To find Extraneous attribute in a given functional dependency / How to find extraneous attribute? / Example for finding extraneous attributes
Finding Extraneous Attributes
Let us consider a set of functional
dependencies F and any functional dependency of the form α → β. Assume
that α and β are
set of one or more attributes. [For example, A →
BC or AB →
CE etc.]
Case 1 (LHS):
To find if an attribute A in α is
extraneous or not. That is, to test if an attribute of Left Hand Side of a
functional dependency is Extraneous or not.
Step 1: Find ({α}
– A)+ using the dependencies of F.
Step 2: If ({α}
– A)+ contains all the attributes of β,
then A is extraneous.
Case 2 (RHS):
To find if an attribute A in β is
extraneous or not. That is, to test if an attribute of Right Hand Side of a
functional dependency is Extraneous or not.
Step 1: Find α+ using
the dependencies in F’ where F’ = (F – {α → β})
U {
α → (β – A) }.
Step 2: If α+ contains
A, then A is extraneous.
Example 1 for LHS:
Given F = {P→Q,
PQ→R}.
Is Q extraneous in PQ→R?
In this example, we are looking
for a LHS attribute. Hence, let us use Case 1 discussed above.
Step
1: Find ({α} – A)+
using the dependencies of F.
Here,
α
is PQ. So find (PQ – Q)+, ie., P+ (closure of P).
From
F, if you know P, then you know Q (from P→Q).
If
you know both P and Q then you know R (from PQ→R).
Hence,
the closure of P is PQR.
Step
2: If ({α} – A)+ contains all
the attributes of β, then A is extraneous.
(PQ
– Q)+ contains R. Hence, Q is extraneous in PQ→R.
Example 2 for RHS:
Given F = {P→QR,
Q→R}.
Is R extraneous in P→QR?
In this example, we are looking
for a RHS attribute.
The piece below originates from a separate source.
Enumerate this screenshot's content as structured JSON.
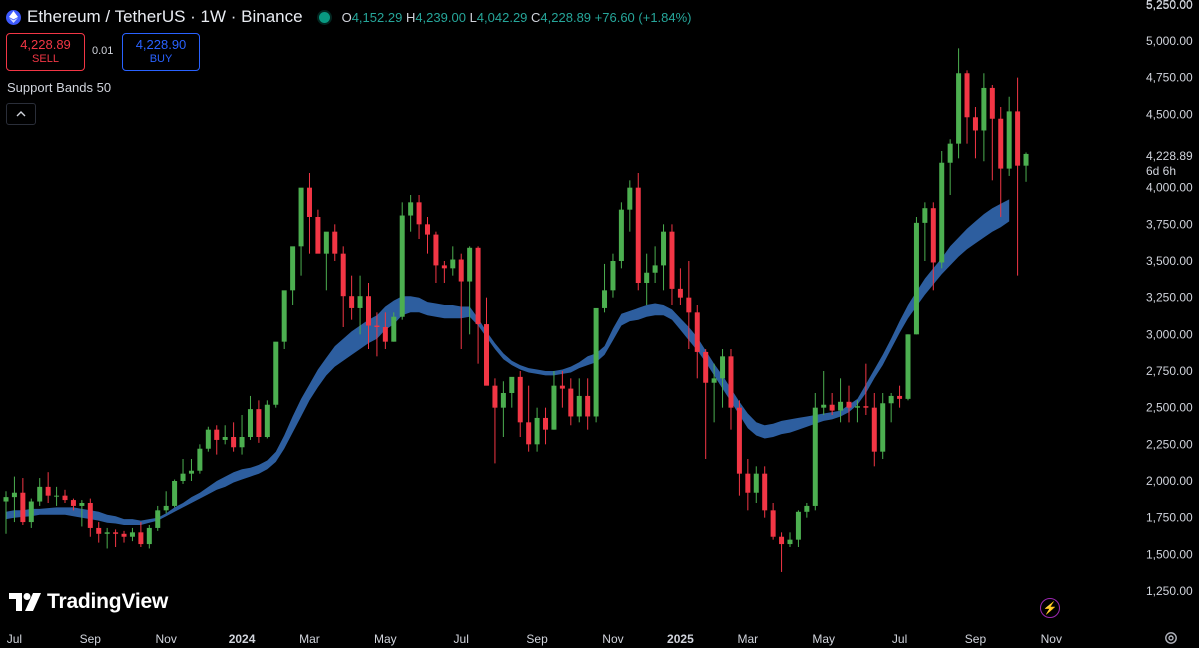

Hence, let us use the Case 2 given above.
Step 1: Find α+ using
the dependencies in F’ where F’ = (F – {α → β})
U {
α → (β – A) }.
Let
us find F’ as stated above.
F’
= (F – {α → β}) U { α → (β – A) }
= ({P→QR, Q→R}
– {P→QR})
U {P→(QR-R)}
= ({Q→
R} U {P→Q})
F’ = {Q→R,
P→Q}
Here,
α
is P. So find (P)+, ie., closure of P using the F’ which we found.
From
F’, if you know P, then you know Q (from P→Q).
If
you know Q then you know R (from Q→R).
Hence,
the closure of P is PQR.
Step 2: If α+ contains
A, then A is extraneous.
P+
contains R. Hence, R is extraneous in P→QR.